Au surplus, je me hâte de dire que, dans ma pensée, ce Conseil des colonies, au début, se réduirait à peu de chose. Nos colonies ne sont pas suffisamment homogènes pour être toutes représentées dans un même conseil. Il y a entre elles beaucoup plus de différences assurément qu’il n’y en a entre l’Angleterre et la France, entre l’Allemagne et l’Italie. Les Antilles et la Réunion sont des départemens français ; les colonies de l’Afrique occidentale, sauf peut-être le Sénégal, ne sont guère que des comptoirs ; la Guyane et la Nouvelle-Calédonie sont surtout des établissemens pénitentiaires. L’Algérie dépend de l’Intérieur, la Tunisie et Madagascar des Affaires étrangères. Je ne vois que l’Indo-Chine qui forme un tout homogène, qui relève en entier du même ministère et qui puisse motiver et réclamer la création d’un Conseil près du ministre des Colonies. En sorte que tout d’abord le Conseil des colonies se réduirait à un Conseil de l’Indo-Chine française.

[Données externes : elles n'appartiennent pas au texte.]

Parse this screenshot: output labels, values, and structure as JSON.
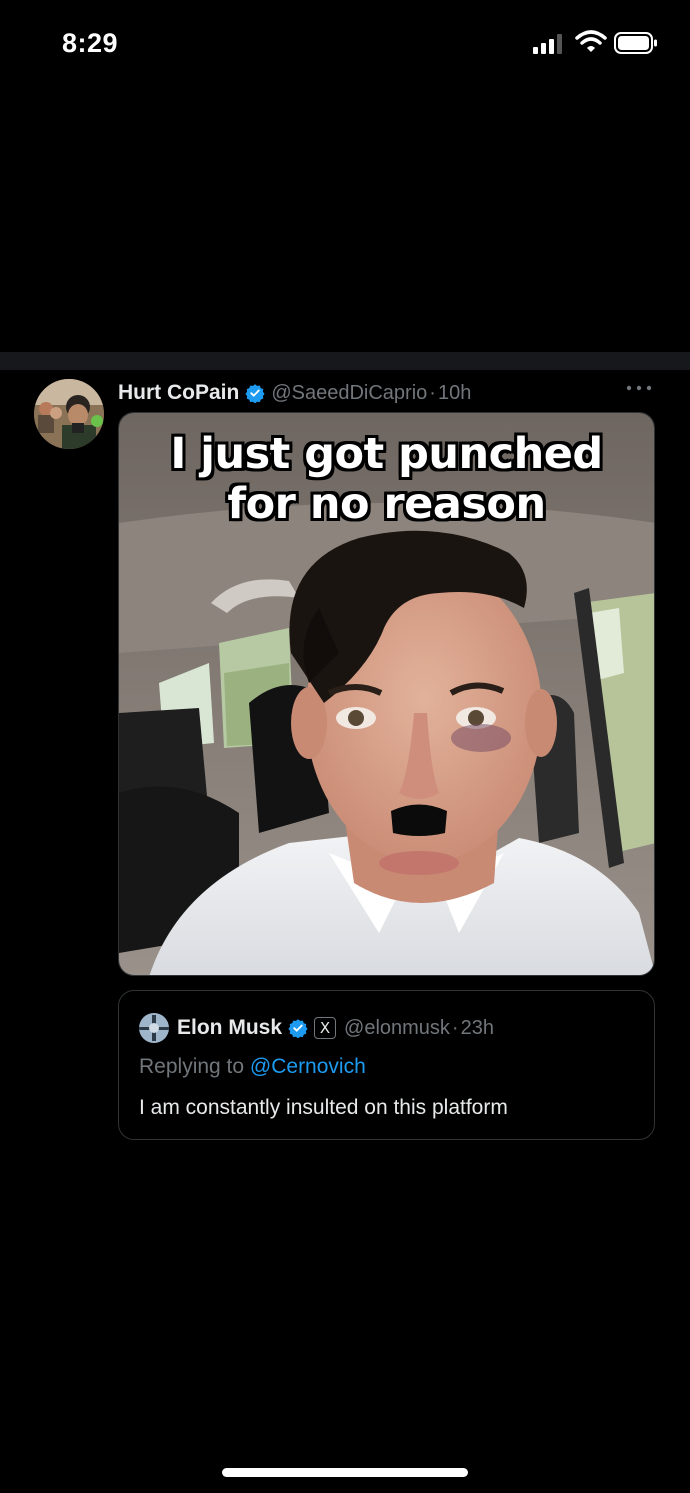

Ce Conseil est à peu près indispensable. L’Indo-Chine française renferme une population nombreuse, pleine d’activité et d’industrie ; elle avoisine des pays riches et dont nous devons tenter la conquête économique ; elle possède des ressources agricoles et minières immenses ; elle dispose de voies commerciales de premier ordre ; elle a attiré des colons riches et entreprenans. Elle espère beaucoup de l’avenir ; elle attend impatiemment des voies ferrées, des ports, des banques ; elle prétend recourir prochainement au crédit public ; elle va, avant peu, soulever un certain nombre de questions capitales. Ces questions, un ministre ne peut les résoudre sans le concours d’hommes compétens ; dès qu’elles se poseront, il nommera, pour sa décharge, une commission ; qu’il crée tout de suite le Conseil de l’Indo-Chine ; ce sera une commission compétente, qui travaillera, celle-là, et qui aboutira.